Ruiz echoed her student group’s desire for listening sessions between lay people and pastors and bishops.
“We see around us that many of our pastors are not close to their flocks,” she said at the event. “How do we promote participation and friendship between all members of our societies? How do we support concrete local initiatives while building bridges of solidarity between different cultural and linguistic contexts? What advice do you have for us to work together as a Church in our context?”
Pope Francis responded to the group’s answers, referencing Bazail-Eimil and Ruiz’s responses, and sharing that students are called to leave the world in a better state than they entered it and that pastors are called to be close to their parishioners.
‘It May Sound Cheesy, But’
Ruiz left the conversation with Pope Francis filled with hope.
“It was very much a personal encounter, and it was otherworldly,” she says. “It may sound cheesy, but it gave me so much hope and joy in my faith, in the state of the world, in the state of the Church. There was so much wisdom in what he said.
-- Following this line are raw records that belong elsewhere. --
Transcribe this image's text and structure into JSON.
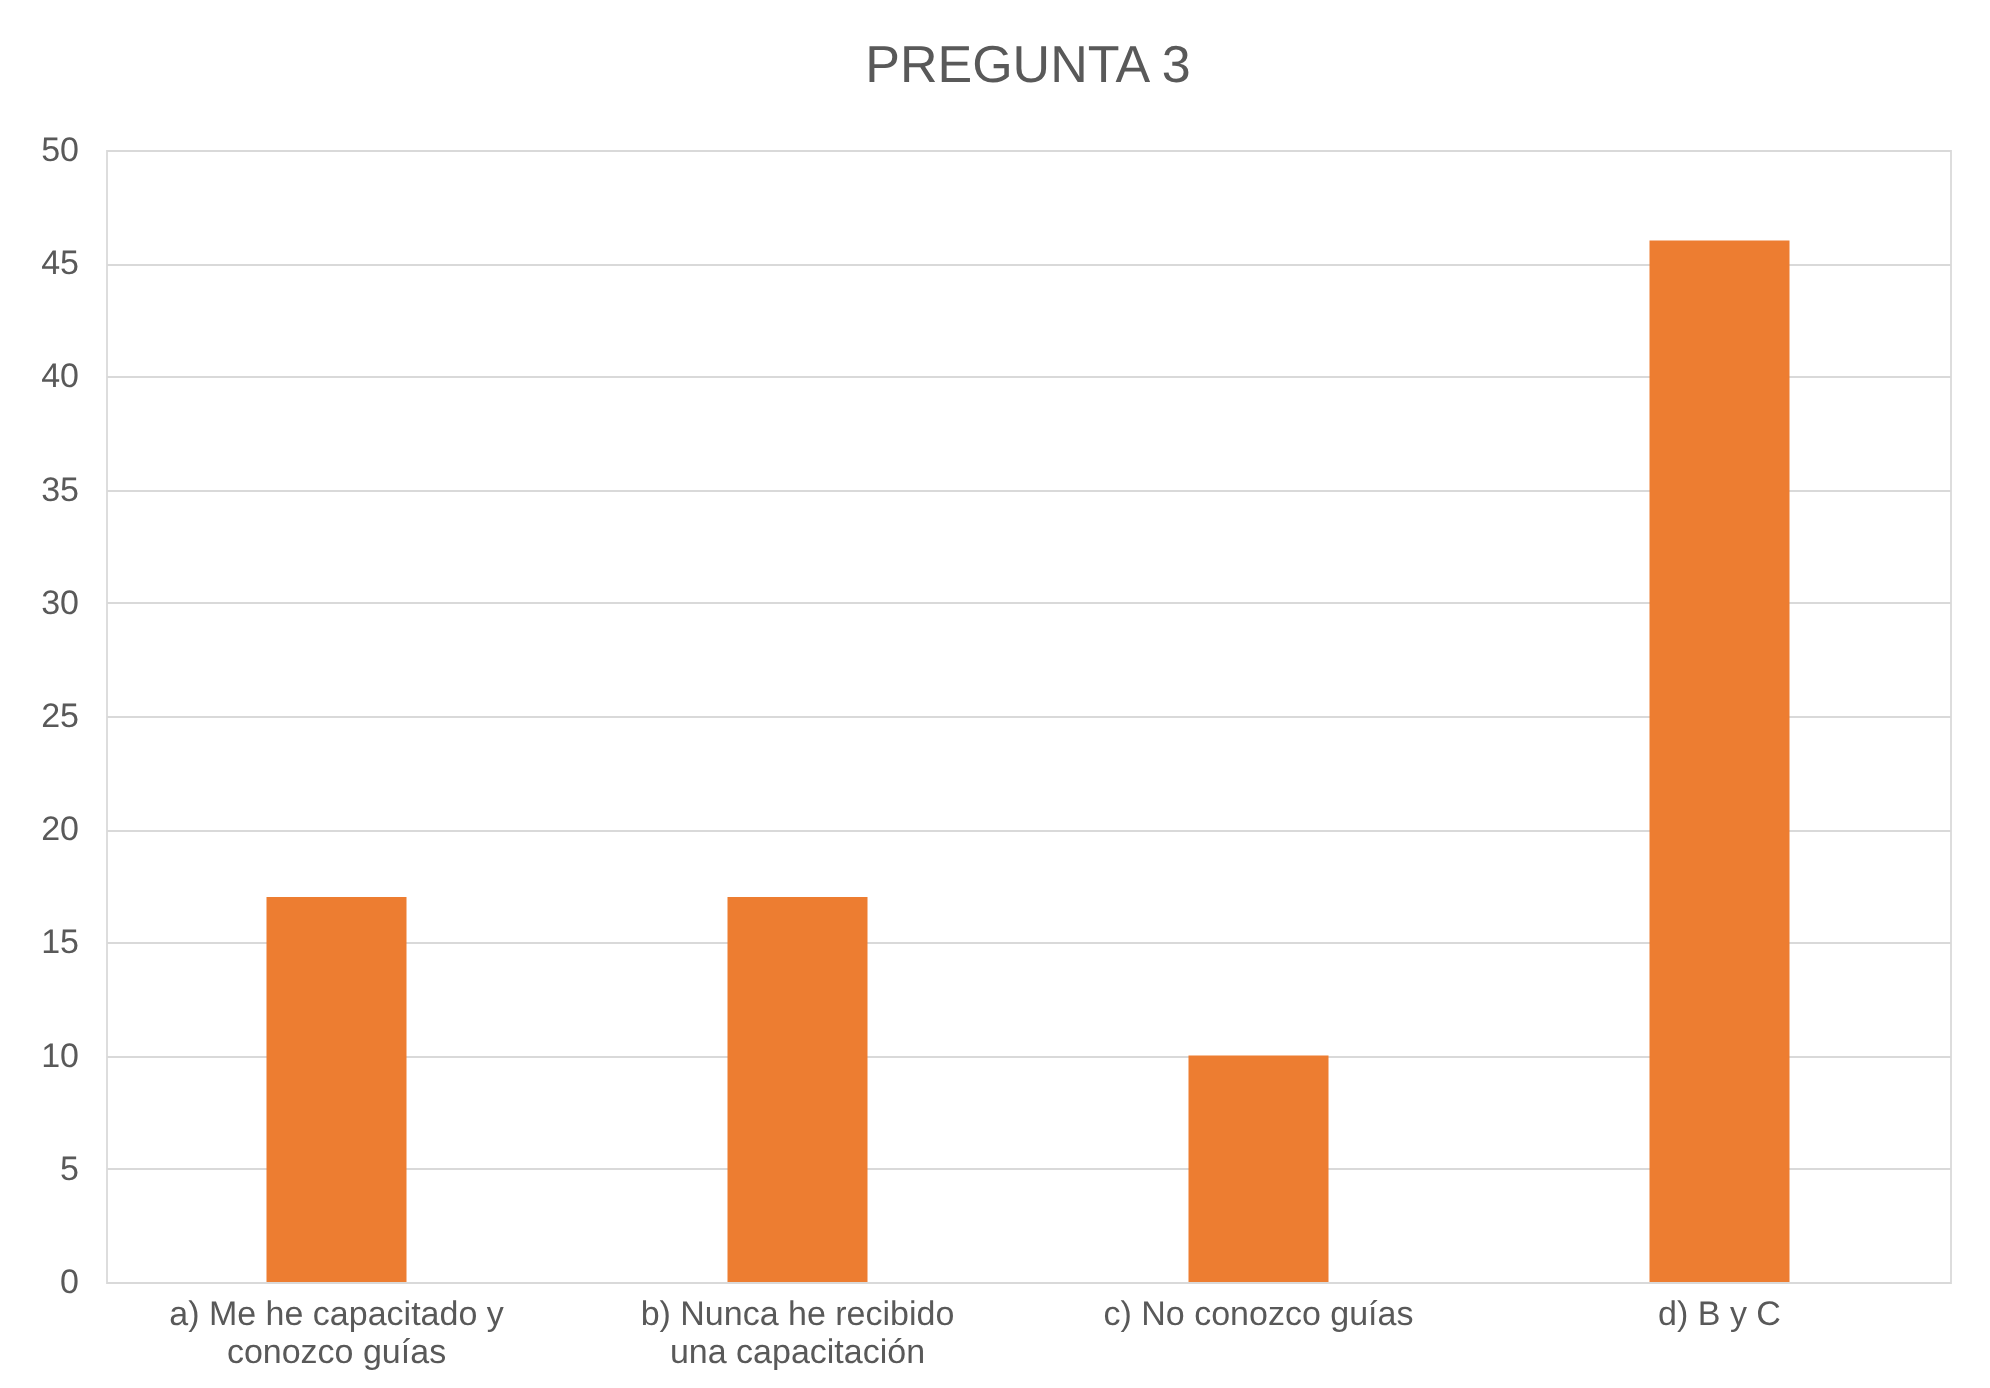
{
  "chart_data": {
    "type": "bar",
    "title": "PREGUNTA 3",
    "categories": [
      "a) Me he capacitado y\nconozco guías",
      "b) Nunca he recibido\nuna capacitación",
      "c) No conozco guías",
      "d) B y C"
    ],
    "values": [
      17,
      17,
      10,
      46
    ],
    "color": "#ed7d31",
    "ylim": [
      0,
      50
    ],
    "yticks": [
      0,
      5,
      10,
      15,
      20,
      25,
      30,
      35,
      40,
      45,
      50
    ],
    "grid": "y"
  }
}
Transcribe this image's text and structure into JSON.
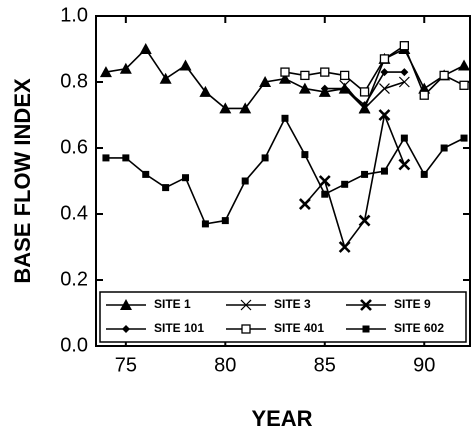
{
  "chart_data": {
    "type": "line",
    "x_label": "YEAR",
    "y_label": "BASE FLOW INDEX",
    "x": [
      74,
      75,
      76,
      77,
      78,
      79,
      80,
      81,
      82,
      83,
      84,
      85,
      86,
      87,
      88,
      89,
      90,
      91,
      92
    ],
    "xlim": [
      73.5,
      92.3
    ],
    "xticks": [
      75,
      80,
      85,
      90
    ],
    "ylim": [
      0,
      1
    ],
    "yticks": [
      {
        "value": 0,
        "label": "0.0"
      },
      {
        "value": 0.2,
        "label": "0.2"
      },
      {
        "value": 0.4,
        "label": "0.4"
      },
      {
        "value": 0.6,
        "label": "0.6"
      },
      {
        "value": 0.8,
        "label": "0.8"
      },
      {
        "value": 1,
        "label": "1.0"
      }
    ],
    "legend": "bottom",
    "series": [
      {
        "name": "SITE 1",
        "color": "#000000",
        "marker": "triangle",
        "values": [
          0.83,
          0.84,
          0.9,
          0.81,
          0.85,
          0.77,
          0.72,
          0.72,
          0.8,
          0.81,
          0.78,
          0.77,
          0.78,
          0.72,
          0.87,
          0.9,
          0.78,
          0.82,
          0.85
        ]
      },
      {
        "name": "SITE 3",
        "color": "#000000",
        "marker": "x-thin",
        "values": [
          null,
          null,
          null,
          null,
          null,
          null,
          null,
          null,
          null,
          null,
          null,
          null,
          0.79,
          0.72,
          0.78,
          0.8,
          null,
          null,
          null
        ]
      },
      {
        "name": "SITE 9",
        "color": "#000000",
        "marker": "x-bold",
        "values": [
          null,
          null,
          null,
          null,
          null,
          null,
          null,
          null,
          null,
          null,
          0.43,
          0.5,
          0.3,
          0.38,
          0.7,
          0.55,
          null,
          null,
          null
        ]
      },
      {
        "name": "SITE 101",
        "color": "#000000",
        "marker": "diamond",
        "values": [
          null,
          null,
          null,
          null,
          null,
          null,
          null,
          null,
          null,
          null,
          null,
          0.78,
          0.78,
          0.73,
          0.83,
          0.83,
          null,
          null,
          null
        ]
      },
      {
        "name": "SITE 401",
        "color": "#000000",
        "marker": "square-open",
        "values": [
          null,
          null,
          null,
          null,
          null,
          null,
          null,
          null,
          null,
          0.83,
          0.82,
          0.83,
          0.82,
          0.77,
          0.87,
          0.91,
          0.76,
          0.82,
          0.79
        ]
      },
      {
        "name": "SITE 602",
        "color": "#000000",
        "marker": "square-filled",
        "values": [
          0.57,
          0.57,
          0.52,
          0.48,
          0.51,
          0.37,
          0.38,
          0.5,
          0.57,
          0.69,
          0.58,
          0.46,
          0.49,
          0.52,
          0.53,
          0.63,
          0.52,
          0.6,
          0.63
        ]
      }
    ]
  }
}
I know I will draw on this wisdom forever.”
Ruiz also felt reaffirmed that dialogue, including with those in her student group who had different perspectives, works — and she intends to foster intercultural dialogue in her future career.
Ruiz grew up attending Spanish mass in a Mexican American community in a small town in Wisconsin. Born in Mexico, she moved to the U.S. when she was seven. At Georgetown, she gained a new understanding of Catholicism through an American lens and of “stepping into other people’s shoes.” Her dream is to deepen cultural dialogue within the Church, whether working internationally or on a local, grassroots level.